The ultimate answer here is 'because Debian has made a philosophical choice'. Specifically, Debian has decided that no matter what the person building the new version of a Debian package wants or feels is necessary, an 'apt-get upgrade' will never add additional packages to your system. If the builder of the package insists that a new version requires an additional package to be installed, it is better for the upgrade to not happen. Only 'apt-get install <pkg>' (or 'apt-get dist-upgrade') will ever add new packages to your system.

Regardless of what you think about its merits, this is a coherent position for Debian to take. In an anarchic packaging environment with individual Debian developers going their own way, it even has a fair amount of appeal. It certainly means that package maintainers have a strong pragmatic incentive not to add new dependencies, which probably serves to minimize it (which is one reason Debian has apt-get behave this way).

My personal view is that I prefer an environment where package builders are trusted to do the right thing with package dependencies in new versions of their packages, whatever that is. Packages can get new dependencies for all sorts of good reasons, including that what used to be a single package is being split up into several ones. As a sysadmin outsider, I'm not in a good position to second guess the package maintainer on what dependencies are right and whether or not a new one is harmful to my system, so in a trustworthy environment I'll just auto-install new dependencies (as we now do on Ubuntu where it's possible).

(The Debian package format has also made some structural decisions that make things like splitting packages more of a pain. In an RPM-based system, other packages often don't notice or care if you split yours up; in a Debian one, they're more likely to notice.)
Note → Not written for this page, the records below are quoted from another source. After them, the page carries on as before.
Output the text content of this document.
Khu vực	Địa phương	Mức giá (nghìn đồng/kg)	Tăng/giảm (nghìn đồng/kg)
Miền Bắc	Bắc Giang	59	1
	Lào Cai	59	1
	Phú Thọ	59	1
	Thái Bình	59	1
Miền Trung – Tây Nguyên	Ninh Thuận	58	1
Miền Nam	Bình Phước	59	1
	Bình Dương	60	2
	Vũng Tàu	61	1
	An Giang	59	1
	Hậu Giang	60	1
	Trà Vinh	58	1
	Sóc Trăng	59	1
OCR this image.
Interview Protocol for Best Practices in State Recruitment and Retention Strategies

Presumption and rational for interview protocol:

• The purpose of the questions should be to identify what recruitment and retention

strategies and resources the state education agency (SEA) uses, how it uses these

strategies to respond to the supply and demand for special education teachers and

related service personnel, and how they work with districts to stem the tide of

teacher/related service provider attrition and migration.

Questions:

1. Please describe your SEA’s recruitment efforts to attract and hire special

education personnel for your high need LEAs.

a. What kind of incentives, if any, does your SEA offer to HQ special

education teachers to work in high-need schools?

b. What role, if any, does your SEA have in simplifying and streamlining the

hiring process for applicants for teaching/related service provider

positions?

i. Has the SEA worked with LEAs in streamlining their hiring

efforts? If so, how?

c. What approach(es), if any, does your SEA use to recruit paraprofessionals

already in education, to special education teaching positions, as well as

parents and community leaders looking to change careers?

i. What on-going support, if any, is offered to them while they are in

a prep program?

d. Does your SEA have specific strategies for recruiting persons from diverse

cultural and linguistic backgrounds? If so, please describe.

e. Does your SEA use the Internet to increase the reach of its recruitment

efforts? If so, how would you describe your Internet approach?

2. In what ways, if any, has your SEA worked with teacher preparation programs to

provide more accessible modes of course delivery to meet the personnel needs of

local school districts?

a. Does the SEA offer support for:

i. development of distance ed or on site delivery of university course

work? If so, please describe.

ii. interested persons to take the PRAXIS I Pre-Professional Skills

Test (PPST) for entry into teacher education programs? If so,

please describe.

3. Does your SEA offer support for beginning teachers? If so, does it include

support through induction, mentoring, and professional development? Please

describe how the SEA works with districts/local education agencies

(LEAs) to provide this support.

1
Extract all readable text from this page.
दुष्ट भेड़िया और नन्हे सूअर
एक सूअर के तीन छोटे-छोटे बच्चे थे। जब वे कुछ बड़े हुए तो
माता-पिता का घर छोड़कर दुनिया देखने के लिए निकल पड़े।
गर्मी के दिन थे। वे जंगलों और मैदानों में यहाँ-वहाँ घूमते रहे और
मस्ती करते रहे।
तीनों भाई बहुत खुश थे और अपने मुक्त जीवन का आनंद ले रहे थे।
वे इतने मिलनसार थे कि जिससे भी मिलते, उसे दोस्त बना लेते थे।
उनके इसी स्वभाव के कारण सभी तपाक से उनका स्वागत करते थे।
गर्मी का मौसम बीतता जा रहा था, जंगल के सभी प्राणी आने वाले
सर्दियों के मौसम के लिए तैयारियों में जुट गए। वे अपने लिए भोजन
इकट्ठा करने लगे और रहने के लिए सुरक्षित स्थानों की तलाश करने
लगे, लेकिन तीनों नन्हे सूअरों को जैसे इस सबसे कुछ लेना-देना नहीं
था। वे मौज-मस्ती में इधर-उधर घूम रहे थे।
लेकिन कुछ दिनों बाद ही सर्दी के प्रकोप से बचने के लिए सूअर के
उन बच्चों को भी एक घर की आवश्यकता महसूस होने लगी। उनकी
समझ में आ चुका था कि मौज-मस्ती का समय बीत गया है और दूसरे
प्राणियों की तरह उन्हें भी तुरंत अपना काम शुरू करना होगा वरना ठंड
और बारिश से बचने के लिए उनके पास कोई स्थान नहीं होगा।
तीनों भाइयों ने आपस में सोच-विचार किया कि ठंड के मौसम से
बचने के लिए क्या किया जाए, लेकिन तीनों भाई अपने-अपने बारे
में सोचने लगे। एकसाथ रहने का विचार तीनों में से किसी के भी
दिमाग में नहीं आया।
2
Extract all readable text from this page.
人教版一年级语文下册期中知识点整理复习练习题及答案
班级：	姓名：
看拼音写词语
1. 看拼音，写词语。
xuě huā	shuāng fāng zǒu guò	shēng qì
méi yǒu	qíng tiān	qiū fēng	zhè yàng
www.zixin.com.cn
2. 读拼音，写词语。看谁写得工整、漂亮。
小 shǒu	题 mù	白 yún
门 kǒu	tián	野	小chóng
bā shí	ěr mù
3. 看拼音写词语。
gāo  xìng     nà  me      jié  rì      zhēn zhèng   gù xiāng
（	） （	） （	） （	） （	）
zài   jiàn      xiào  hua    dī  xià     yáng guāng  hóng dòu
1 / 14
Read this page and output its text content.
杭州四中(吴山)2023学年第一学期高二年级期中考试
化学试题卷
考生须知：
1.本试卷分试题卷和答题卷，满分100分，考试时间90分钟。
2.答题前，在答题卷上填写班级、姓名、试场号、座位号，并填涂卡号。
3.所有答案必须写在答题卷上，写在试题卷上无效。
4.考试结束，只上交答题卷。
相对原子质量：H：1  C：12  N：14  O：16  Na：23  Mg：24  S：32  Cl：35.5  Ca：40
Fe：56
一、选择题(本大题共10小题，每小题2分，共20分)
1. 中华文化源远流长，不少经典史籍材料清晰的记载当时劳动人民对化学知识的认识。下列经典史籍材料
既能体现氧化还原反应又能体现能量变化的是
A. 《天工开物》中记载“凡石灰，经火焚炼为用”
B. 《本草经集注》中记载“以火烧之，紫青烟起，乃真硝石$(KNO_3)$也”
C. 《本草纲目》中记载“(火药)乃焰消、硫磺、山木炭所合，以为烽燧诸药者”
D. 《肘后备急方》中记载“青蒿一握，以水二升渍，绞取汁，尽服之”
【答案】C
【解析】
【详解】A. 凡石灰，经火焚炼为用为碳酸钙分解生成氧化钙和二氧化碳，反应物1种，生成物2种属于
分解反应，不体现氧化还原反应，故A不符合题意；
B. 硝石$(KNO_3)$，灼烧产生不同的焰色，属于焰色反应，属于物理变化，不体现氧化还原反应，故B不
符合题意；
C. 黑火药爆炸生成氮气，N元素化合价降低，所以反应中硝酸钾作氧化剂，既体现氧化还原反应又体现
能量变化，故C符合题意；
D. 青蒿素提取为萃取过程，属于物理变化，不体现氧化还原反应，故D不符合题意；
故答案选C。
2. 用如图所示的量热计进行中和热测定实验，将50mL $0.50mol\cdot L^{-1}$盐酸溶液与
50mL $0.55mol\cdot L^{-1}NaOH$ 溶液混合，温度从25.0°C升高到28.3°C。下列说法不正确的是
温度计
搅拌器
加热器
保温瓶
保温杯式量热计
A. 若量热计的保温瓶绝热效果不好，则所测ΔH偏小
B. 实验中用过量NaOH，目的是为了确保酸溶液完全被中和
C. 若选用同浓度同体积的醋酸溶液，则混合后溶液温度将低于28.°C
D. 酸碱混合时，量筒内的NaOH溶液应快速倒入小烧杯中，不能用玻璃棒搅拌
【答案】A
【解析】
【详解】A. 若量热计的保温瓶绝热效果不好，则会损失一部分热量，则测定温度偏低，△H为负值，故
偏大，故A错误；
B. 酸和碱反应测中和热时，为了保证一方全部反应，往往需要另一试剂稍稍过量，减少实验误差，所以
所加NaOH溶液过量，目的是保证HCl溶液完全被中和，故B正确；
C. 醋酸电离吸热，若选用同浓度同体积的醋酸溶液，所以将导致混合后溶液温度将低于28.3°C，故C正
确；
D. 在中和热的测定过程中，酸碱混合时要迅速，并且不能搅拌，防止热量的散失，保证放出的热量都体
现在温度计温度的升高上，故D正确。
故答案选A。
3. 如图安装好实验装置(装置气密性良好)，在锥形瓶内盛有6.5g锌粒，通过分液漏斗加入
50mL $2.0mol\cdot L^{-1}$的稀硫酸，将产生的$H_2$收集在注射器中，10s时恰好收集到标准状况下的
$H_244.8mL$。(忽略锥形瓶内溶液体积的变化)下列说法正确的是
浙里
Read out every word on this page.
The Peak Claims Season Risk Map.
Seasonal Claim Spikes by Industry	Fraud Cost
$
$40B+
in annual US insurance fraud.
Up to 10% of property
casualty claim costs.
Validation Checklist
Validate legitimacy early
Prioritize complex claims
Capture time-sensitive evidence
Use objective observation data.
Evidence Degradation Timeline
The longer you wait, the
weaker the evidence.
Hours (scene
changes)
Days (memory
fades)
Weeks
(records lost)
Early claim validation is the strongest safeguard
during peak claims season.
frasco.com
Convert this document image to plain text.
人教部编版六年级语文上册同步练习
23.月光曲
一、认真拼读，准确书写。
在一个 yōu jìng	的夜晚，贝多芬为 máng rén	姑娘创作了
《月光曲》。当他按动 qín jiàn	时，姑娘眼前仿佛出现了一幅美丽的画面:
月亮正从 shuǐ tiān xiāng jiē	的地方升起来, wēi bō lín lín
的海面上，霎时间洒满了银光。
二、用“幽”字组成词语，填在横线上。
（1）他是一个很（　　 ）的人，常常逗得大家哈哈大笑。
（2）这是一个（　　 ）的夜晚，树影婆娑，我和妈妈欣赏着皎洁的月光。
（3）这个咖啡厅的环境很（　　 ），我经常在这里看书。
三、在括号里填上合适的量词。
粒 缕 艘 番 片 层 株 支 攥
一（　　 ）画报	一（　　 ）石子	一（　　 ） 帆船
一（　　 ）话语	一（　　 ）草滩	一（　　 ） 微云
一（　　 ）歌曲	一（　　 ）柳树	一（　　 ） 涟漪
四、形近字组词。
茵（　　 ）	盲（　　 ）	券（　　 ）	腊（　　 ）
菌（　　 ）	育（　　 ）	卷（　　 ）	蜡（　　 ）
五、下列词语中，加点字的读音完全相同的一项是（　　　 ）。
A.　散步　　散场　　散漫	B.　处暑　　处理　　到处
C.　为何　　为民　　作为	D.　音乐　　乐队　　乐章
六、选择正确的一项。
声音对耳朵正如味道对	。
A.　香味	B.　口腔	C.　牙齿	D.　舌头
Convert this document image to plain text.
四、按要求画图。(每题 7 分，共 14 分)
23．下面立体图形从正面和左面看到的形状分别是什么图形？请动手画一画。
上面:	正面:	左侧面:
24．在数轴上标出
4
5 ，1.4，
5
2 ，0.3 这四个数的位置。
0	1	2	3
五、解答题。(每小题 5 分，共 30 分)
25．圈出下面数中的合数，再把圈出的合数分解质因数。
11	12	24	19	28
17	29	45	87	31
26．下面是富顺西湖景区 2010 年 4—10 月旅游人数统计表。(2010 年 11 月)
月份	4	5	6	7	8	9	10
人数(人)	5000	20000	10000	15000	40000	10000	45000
It's worth pointing out that this trust fundamentally requires work and politics, in that it requires a policy on 'no unneeded dependencies' (and 'no surprises in package upgrades') and then a group of people who are empowered to judge and enforce the policy (overriding package maintainers when necessary). This sort of control probably does not go well with a relatively anarchic project and it's certainly a point of argument (and one could say that Debian already has enough of those).

Written on 30 March 2016.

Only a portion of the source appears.